Data cleansing is imperative when it is overloaded in the storage, and a lot of attention is paid to the process when developing an ETL strategy. Ridzuan and Wan Zainon (2019) state that “incomplete information will generate uncertainties during data analysis, while errors or missing values in the dataset will produce a different result and may affect the business decision” (p. 732). All information is heterogeneous and is almost always collected from many sources. The presence of various data collection points makes the cleaning process so complex and relevant. Dirty data is an issue that has to be resolved before any analysis operations with data begin, as it can negate all efforts to populate the data warehouse. Moreover, data changed during the cleaning process must be labeled to take this aspect into account in subsequent analysis. Otherwise, there is a risk of relying on it as real information, which may lead to incorrect conclusions. Data cleansing should become a mandatory stage of the work because the storage value is determined not only by the amount of data but the quality of the information collected.
Conclusion
Data management issues, which were previously given the second role among the considered tasks that can affect the operation of enterprises, have recently increasingly come to the fore. In the age of digitalization and the widespread use of automated systems, data is becoming a valuable resource. Therefore, it is of utmost importance to understand the processes behind data management – specifically, data masking and data cleansing.

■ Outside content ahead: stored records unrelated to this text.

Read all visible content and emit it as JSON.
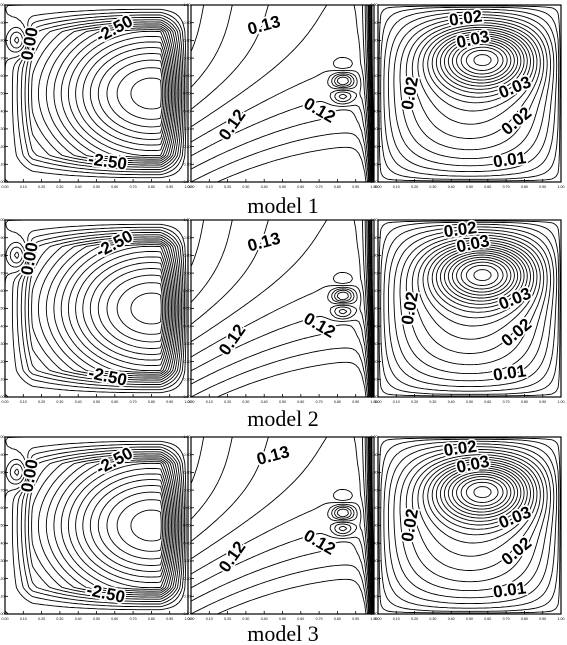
{
  "axis_ticks": {
    "x": [
      "0.00",
      "0.10",
      "0.20",
      "0.30",
      "0.40",
      "0.50",
      "0.60",
      "0.70",
      "0.80",
      "0.90",
      "1.00"
    ],
    "y": [
      "0.00",
      "0.10",
      "0.20",
      "0.30",
      "0.40",
      "0.50",
      "0.60",
      "0.70",
      "0.80",
      "0.90",
      "1.00"
    ]
  },
  "rows": [
    {
      "caption": "model 1",
      "panels": [
        {
          "kind": "streamfunction",
          "labels": [
            {
              "text": "0.00",
              "u": 0.14,
              "v": 0.78,
              "rot": -80
            },
            {
              "text": "-2.50",
              "u": 0.6,
              "v": 0.86,
              "rot": -28
            },
            {
              "text": "-2.50",
              "u": 0.56,
              "v": 0.11,
              "rot": 8
            }
          ]
        },
        {
          "kind": "vorticity",
          "labels": [
            {
              "text": "0.13",
              "u": 0.4,
              "v": 0.88,
              "rot": -15
            },
            {
              "text": "0.12",
              "u": 0.7,
              "v": 0.4,
              "rot": 30
            },
            {
              "text": "0.12",
              "u": 0.23,
              "v": 0.32,
              "rot": -55
            }
          ]
        },
        {
          "kind": "temperature",
          "labels": [
            {
              "text": "0.02",
              "u": 0.48,
              "v": 0.92,
              "rot": -8
            },
            {
              "text": "0.03",
              "u": 0.52,
              "v": 0.8,
              "rot": -12
            },
            {
              "text": "0.03",
              "u": 0.75,
              "v": 0.53,
              "rot": -22
            },
            {
              "text": "0.02",
              "u": 0.18,
              "v": 0.5,
              "rot": -80
            },
            {
              "text": "0.02",
              "u": 0.76,
              "v": 0.34,
              "rot": -40
            },
            {
              "text": "0.01",
              "u": 0.72,
              "v": 0.12,
              "rot": -8
            }
          ]
        }
      ]
    },
    {
      "caption": "model 2",
      "panels": [
        {
          "kind": "streamfunction",
          "labels": [
            {
              "text": "0.00",
              "u": 0.14,
              "v": 0.78,
              "rot": -80
            },
            {
              "text": "-2.50",
              "u": 0.6,
              "v": 0.86,
              "rot": -28
            },
            {
              "text": "-2.50",
              "u": 0.56,
              "v": 0.11,
              "rot": 12
            }
          ]
        },
        {
          "kind": "vorticity",
          "labels": [
            {
              "text": "0.13",
              "u": 0.4,
              "v": 0.87,
              "rot": -15
            },
            {
              "text": "0.12",
              "u": 0.7,
              "v": 0.4,
              "rot": 30
            },
            {
              "text": "0.12",
              "u": 0.23,
              "v": 0.32,
              "rot": -55
            }
          ]
        },
        {
          "kind": "temperature",
          "labels": [
            {
              "text": "0.02",
              "u": 0.45,
              "v": 0.94,
              "rot": -8
            },
            {
              "text": "0.03",
              "u": 0.52,
              "v": 0.86,
              "rot": -12
            },
            {
              "text": "0.03",
              "u": 0.75,
              "v": 0.55,
              "rot": -22
            },
            {
              "text": "0.02",
              "u": 0.18,
              "v": 0.5,
              "rot": -80
            },
            {
              "text": "0.02",
              "u": 0.76,
              "v": 0.36,
              "rot": -40
            },
            {
              "text": "0.01",
              "u": 0.72,
              "v": 0.13,
              "rot": -8
            }
          ]
        }
      ]
    },
    {
      "caption": "model 3",
      "panels": [
        {
          "kind": "streamfunction",
          "labels": [
            {
              "text": "0.00",
              "u": 0.14,
              "v": 0.78,
              "rot": -80
            },
            {
              "text": "-2.50",
              "u": 0.6,
              "v": 0.86,
              "rot": -28
            },
            {
              "text": "-2.50",
              "u": 0.55,
              "v": 0.11,
              "rot": 12
            }
          ]
        },
        {
          "kind": "vorticity",
          "labels": [
            {
              "text": "0.13",
              "u": 0.45,
              "v": 0.89,
              "rot": -15
            },
            {
              "text": "0.12",
              "u": 0.7,
              "v": 0.4,
              "rot": 30
            },
            {
              "text": "0.12",
              "u": 0.23,
              "v": 0.32,
              "rot": -55
            }
          ]
        },
        {
          "kind": "temperature",
          "labels": [
            {
              "text": "0.02",
              "u": 0.45,
              "v": 0.93,
              "rot": -8
            },
            {
              "text": "0.03",
              "u": 0.52,
              "v": 0.84,
              "rot": -12
            },
            {
              "text": "0.03",
              "u": 0.75,
              "v": 0.54,
              "rot": -22
            },
            {
              "text": "0.02",
              "u": 0.18,
              "v": 0.5,
              "rot": -80
            },
            {
              "text": "0.02",
              "u": 0.76,
              "v": 0.35,
              "rot": -40
            },
            {
              "text": "0.01",
              "u": 0.72,
              "v": 0.13,
              "rot": -8
            }
          ]
        }
      ]
    }
  ]
}
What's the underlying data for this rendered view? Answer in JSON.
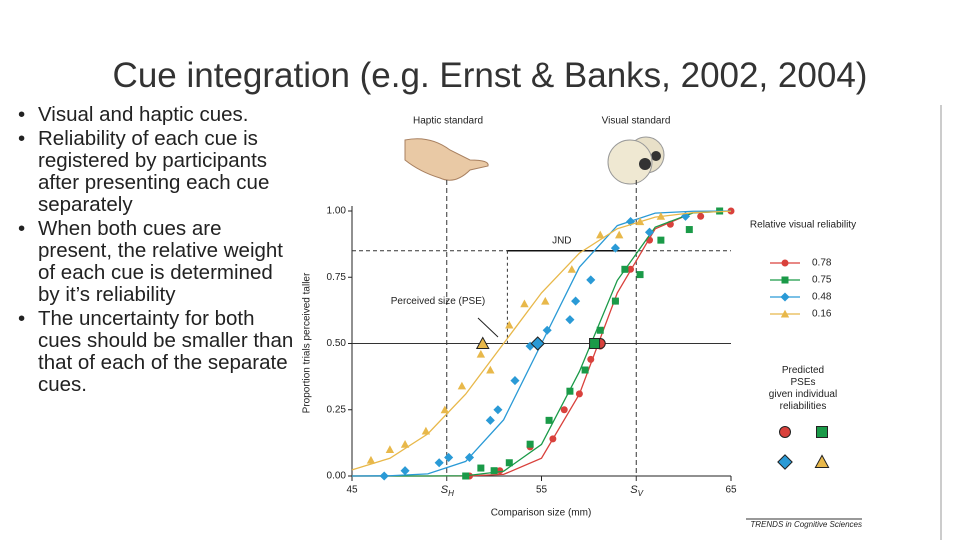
{
  "slide_title": "Cue integration (e.g. Ernst & Banks, 2002, 2004)",
  "bullets": [
    "Visual and haptic cues.",
    "Reliability of each cue is registered by participants after presenting each cue separately",
    "When both cues are present, the relative weight of each cue is determined by it’s reliability",
    "The uncertainty for both cues should be smaller than that of each of the separate cues."
  ],
  "chart_data": {
    "type": "scatter",
    "xlabel": "Comparison size (mm)",
    "ylabel": "Proportion trials perceived taller",
    "xlim": [
      45,
      65
    ],
    "xticks": [
      45,
      55,
      65
    ],
    "ylim": [
      0,
      1
    ],
    "yticks": [
      {
        "value": 0,
        "label": "0.00"
      },
      {
        "value": 0.25,
        "label": "0.25"
      },
      {
        "value": 0.5,
        "label": "0.50"
      },
      {
        "value": 0.75,
        "label": "0.75"
      },
      {
        "value": 1,
        "label": "1.00"
      }
    ],
    "legend_title": "Relative visual reliability",
    "series": [
      {
        "name": "0.78",
        "color": "#d9413c",
        "marker": "circle",
        "x": [
          51.2,
          52.8,
          54.4,
          55.6,
          56.2,
          57,
          57.6,
          58.1,
          58.9,
          59.7,
          60.7,
          61.8,
          63.4,
          65
        ],
        "values": [
          0,
          0.02,
          0.11,
          0.14,
          0.25,
          0.31,
          0.44,
          0.49,
          0.66,
          0.78,
          0.89,
          0.95,
          0.98,
          1
        ],
        "fit": {
          "x": [
            45,
            47,
            49,
            51,
            53,
            55,
            57,
            59,
            61,
            63,
            65
          ],
          "values": [
            0,
            0,
            0,
            0,
            0.006,
            0.067,
            0.309,
            0.691,
            0.933,
            0.994,
            1
          ]
        }
      },
      {
        "name": "0.75",
        "color": "#1a9a48",
        "marker": "square",
        "x": [
          51,
          51.8,
          52.5,
          53.3,
          54.4,
          55.4,
          56.5,
          57.3,
          58.1,
          58.9,
          59.4,
          60.2,
          61.3,
          62.8,
          64.4
        ],
        "values": [
          0,
          0.03,
          0.02,
          0.05,
          0.12,
          0.21,
          0.32,
          0.4,
          0.55,
          0.66,
          0.78,
          0.76,
          0.89,
          0.93,
          1
        ],
        "fit": {
          "x": [
            45,
            47,
            49,
            51,
            53,
            55,
            57,
            59,
            61,
            63,
            65
          ],
          "values": [
            0,
            0,
            0,
            0.001,
            0.018,
            0.119,
            0.394,
            0.738,
            0.939,
            0.993,
            1
          ]
        }
      },
      {
        "name": "0.48",
        "color": "#2a9ad6",
        "marker": "diamond",
        "x": [
          46.7,
          47.8,
          49.6,
          50.1,
          51.2,
          52.3,
          52.7,
          53.6,
          54.4,
          55.3,
          56.5,
          56.8,
          57.6,
          58.9,
          59.7,
          60.7,
          62.6
        ],
        "values": [
          0,
          0.02,
          0.05,
          0.07,
          0.07,
          0.21,
          0.25,
          0.36,
          0.49,
          0.55,
          0.59,
          0.66,
          0.74,
          0.86,
          0.96,
          0.92,
          0.98
        ],
        "fit": {
          "x": [
            45,
            47,
            49,
            51,
            53,
            55,
            57,
            59,
            61,
            63,
            65
          ],
          "values": [
            0,
            0.001,
            0.008,
            0.055,
            0.212,
            0.5,
            0.788,
            0.945,
            0.992,
            0.999,
            1
          ]
        }
      },
      {
        "name": "0.16",
        "color": "#e8b84a",
        "marker": "triangle",
        "x": [
          46,
          47,
          47.8,
          48.9,
          49.9,
          50.8,
          51.8,
          52.3,
          53.3,
          54.1,
          55.2,
          56.6,
          58.1,
          59.1,
          60.2,
          61.3
        ],
        "values": [
          0.06,
          0.1,
          0.12,
          0.17,
          0.25,
          0.34,
          0.46,
          0.4,
          0.57,
          0.65,
          0.66,
          0.78,
          0.91,
          0.91,
          0.96,
          0.98
        ],
        "fit": {
          "x": [
            45,
            47,
            49,
            51,
            53,
            55,
            57,
            59,
            61,
            63,
            65
          ],
          "values": [
            0.023,
            0.067,
            0.159,
            0.309,
            0.5,
            0.691,
            0.841,
            0.933,
            0.977,
            0.994,
            0.999
          ]
        }
      }
    ],
    "predicted_pse": {
      "title": "Predicted PSEs given individual reliabilities",
      "x": [
        58.1,
        57.8,
        54.8,
        51.9
      ],
      "values": [
        0.5,
        0.5,
        0.5,
        0.5
      ]
    },
    "reference_lines": [
      {
        "x": 50,
        "label": "S",
        "sub": "H"
      },
      {
        "x": 60,
        "label": "S",
        "sub": "V"
      }
    ],
    "criterion": 0.5,
    "jnd": {
      "label": "JND",
      "x": [
        53.2,
        60
      ],
      "y": 0.85
    },
    "pse_note": "Perceived size (PSE)",
    "stimuli": [
      "Haptic standard",
      "Visual standard"
    ],
    "credit": "TRENDS in Cognitive Sciences"
  }
}
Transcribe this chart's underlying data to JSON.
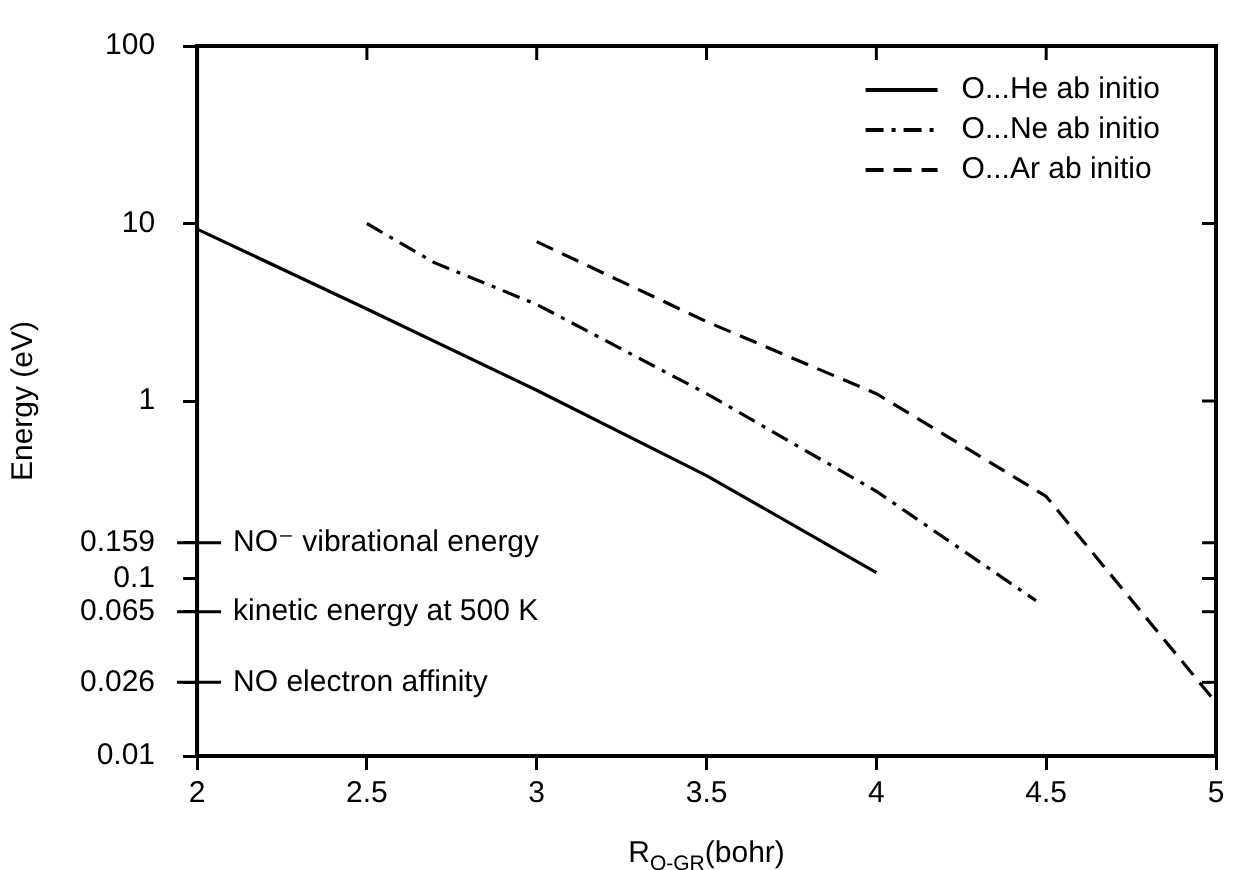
{
  "chart_data": {
    "type": "line",
    "xlabel": "R$_{O-GR}$(bohr)",
    "ylabel": "Energy (eV)",
    "log": "y",
    "grid": false,
    "legend": "top right",
    "marker": "none",
    "xlim": [
      2,
      5
    ],
    "xticks": [
      2,
      2.5,
      3,
      3.5,
      4,
      4.5,
      5
    ],
    "ylim": [
      0.01,
      100
    ],
    "yticks": [
      0.01,
      0.026,
      0.065,
      0.1,
      0.159,
      1,
      10,
      100
    ],
    "series": [
      {
        "name": "O...He ab initio",
        "color": "#000000",
        "line_style": "solid",
        "x": [
          2,
          2.5,
          3,
          3.5,
          4
        ],
        "values": [
          9.3,
          3.3,
          1.15,
          0.38,
          0.108
        ]
      },
      {
        "name": "O...Ne ab initio",
        "color": "#000000",
        "line_style": "dashdot",
        "x": [
          2.5,
          2.7,
          3,
          3.5,
          4,
          4.47
        ],
        "values": [
          10,
          6,
          3.5,
          1.1,
          0.31,
          0.075
        ]
      },
      {
        "name": "O...Ar ab initio",
        "color": "#000000",
        "line_style": "dashed",
        "x": [
          3,
          3.5,
          4,
          4.5,
          5
        ],
        "values": [
          7.9,
          2.8,
          1.1,
          0.29,
          0.02
        ]
      }
    ],
    "ref_lines": [
      {
        "axis": "y",
        "value": 0.159,
        "label": "NO⁻ vibrational energy"
      },
      {
        "axis": "y",
        "value": 0.065,
        "label": "kinetic energy at 500 K"
      },
      {
        "axis": "y",
        "value": 0.026,
        "label": "NO electron affinity"
      }
    ]
  }
}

The processes of data masking and data cleansing are essentially different and provide different functions in the process of data management. While data masking helps protect the information as it is transferred from destination to destination, data cleansing ensures that the data is right and reliable. Both processes hold crucial importance to data management and contribute to the operational efficiency of an organization. It is quite important to understand the differences between data cleansing and data masking, as these two processes require different sets of skills and are to be used at different stages of data management.
References
Ghasemaghaei, M., & Calic, G. (2019). Can big data improve firm decision quality? The role of data quality and data diagnosticity. Decision Support Systems, 120, 38–49.
Archana, R. A., Hegadi, R. S., & Manjunath, T. N. (2018). A study on big data privacy protection models using data masking methods. International Journal of Electrical and Computer Engineering (IJECE), 8(5), 3976.
Ridzuan, F., & Wan Zainon, W. M. (2019). A review on data cleansing methods for Big Data. Procedia Computer Science, 161, 731–738.
Sharmila, K., Catherine, S. B. A., & Sreeja, V. S. (2018). A comprehensive study of data masking techniques on the cloud. International Journal of Pure and Applied Mathematics, 119(15), 3719–3727.
Siddartha, B. K., & Ravikumar, G. K. (2020). An efficient data masking for securing medical data using DNA encoding and a chaotic system. International Journal of Electrical and Computer Engineering (IJECE), 10(6), 6008.
Zhang, D. (2018). Big Data Security and Privacy Protection. Proceedings of the 8th International Conference on Management and Computer Science (ICMCS 2018).